The matcher currently fails because of two reasons:
- FP intrinsics are too rigidly sequenced due to the way their chains are constructed
- The chain output confuses a hasOneUse check in the matcher
As to 1), SelectionDAGBuilder::visitConstrainedFPIntrinsic currently treats each constrained intrinsic like a global barrier (e.g. a function call) and fully serializes all pending chains. This is actually not required; it is allowed for constrained intrinsics to be reordered w.r.t one another or (nonvolatile) memory accesses. The MI-level scheduler already allows for that flexibility, so it makes sense to allow it at the DAG level as well.
This patch therefore changes the way chains for constrained intrisincs are created, and handles them basically like load operations are handled. This has the effect that constrained intrinsics are no longer serialized against one another or (nonvolatile) loads. They are still serialized against stores, but that seems hard to change with the current DAG chain setup, and it also doesn't seem to be a big problem preventing DAG optimizations.
As to 2), even with the above change, I still was unable to match more that two linked DAG nodes in a single pattern (e.g. load -> extend -> multiply). This is because the OPC_CheckFoldableChainNode check requires that each of the intermediate nodes ("extend" in the above example) only has a single use. This check fails for strict operations as the chain output of the extend indeed has another use. However, we don't really need to consider chains here at all, since they will all be rewritten anyway by UpdateChains later. Other parts of the matcher therefore already ignore chains, but this hasOneUse check doesn't.
This patch replaces hasOneUse by a custom test that verifies there is no more than one use of any non-chain output value.

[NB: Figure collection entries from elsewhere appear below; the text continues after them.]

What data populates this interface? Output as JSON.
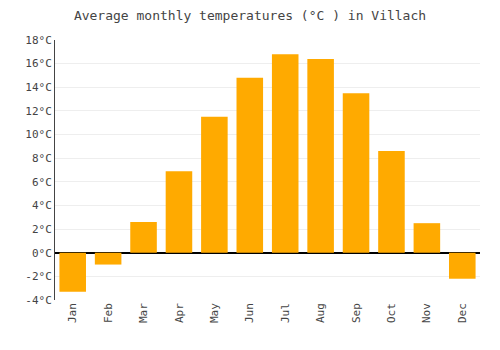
{
  "chart_data": {
    "type": "bar",
    "title": "Average monthly temperatures (°C ) in Villach",
    "categories": [
      "Jan",
      "Feb",
      "Mar",
      "Apr",
      "May",
      "Jun",
      "Jul",
      "Aug",
      "Sep",
      "Oct",
      "Nov",
      "Dec"
    ],
    "values": [
      -3.3,
      -1.0,
      2.6,
      6.9,
      11.5,
      14.8,
      16.8,
      16.4,
      13.5,
      8.6,
      2.5,
      -2.2
    ],
    "color": "#FFAA00",
    "ylim": [
      -4,
      18
    ],
    "yticks": [
      {
        "value": -4,
        "label": "-4°C"
      },
      {
        "value": -2,
        "label": "-2°C"
      },
      {
        "value": 0,
        "label": "0°C"
      },
      {
        "value": 2,
        "label": "2°C"
      },
      {
        "value": 4,
        "label": "4°C"
      },
      {
        "value": 6,
        "label": "6°C"
      },
      {
        "value": 8,
        "label": "8°C"
      },
      {
        "value": 10,
        "label": "10°C"
      },
      {
        "value": 12,
        "label": "12°C"
      },
      {
        "value": 14,
        "label": "14°C"
      },
      {
        "value": 16,
        "label": "16°C"
      },
      {
        "value": 18,
        "label": "18°C"
      }
    ],
    "grid": true
  }
}
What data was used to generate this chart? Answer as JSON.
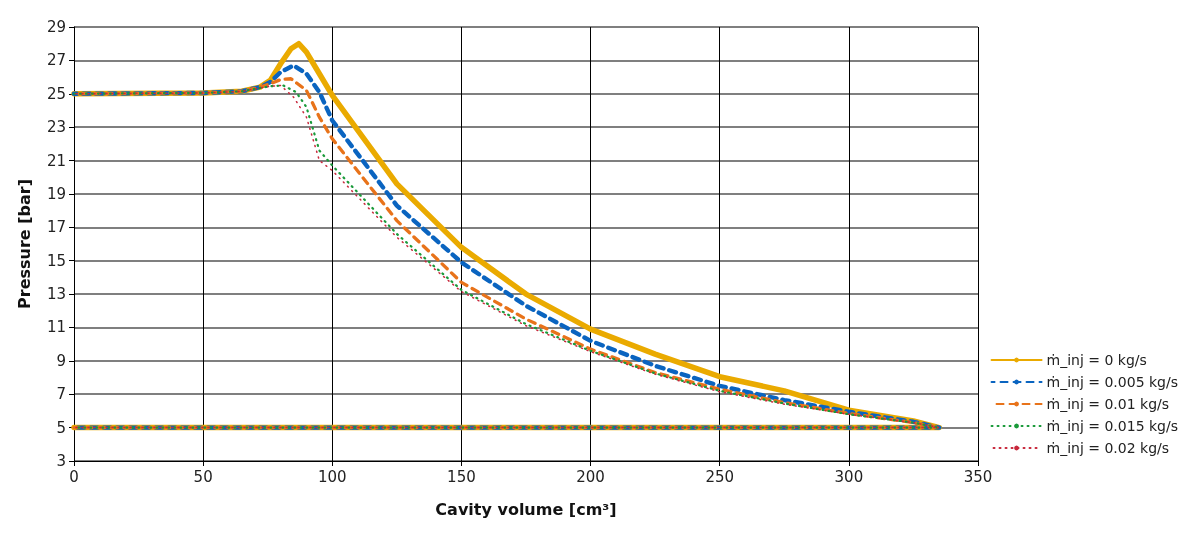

With those two changes (and a few SystemZ backend updates), I am able to match all remaining versions of the extended-multiply instruction against constrained intrinsics. This also fixes the last remaining set of test cases that were mixing strict and nonstrict operations in a single function.
The OPC_CheckFoldableChainNode change might theoretically affect code unrelated to strict FP nodes, but at least on SystemZ I could not find any single instance of that happening.
Can we break this loop when NonChainUses is greater than 1? No need to keep scanning.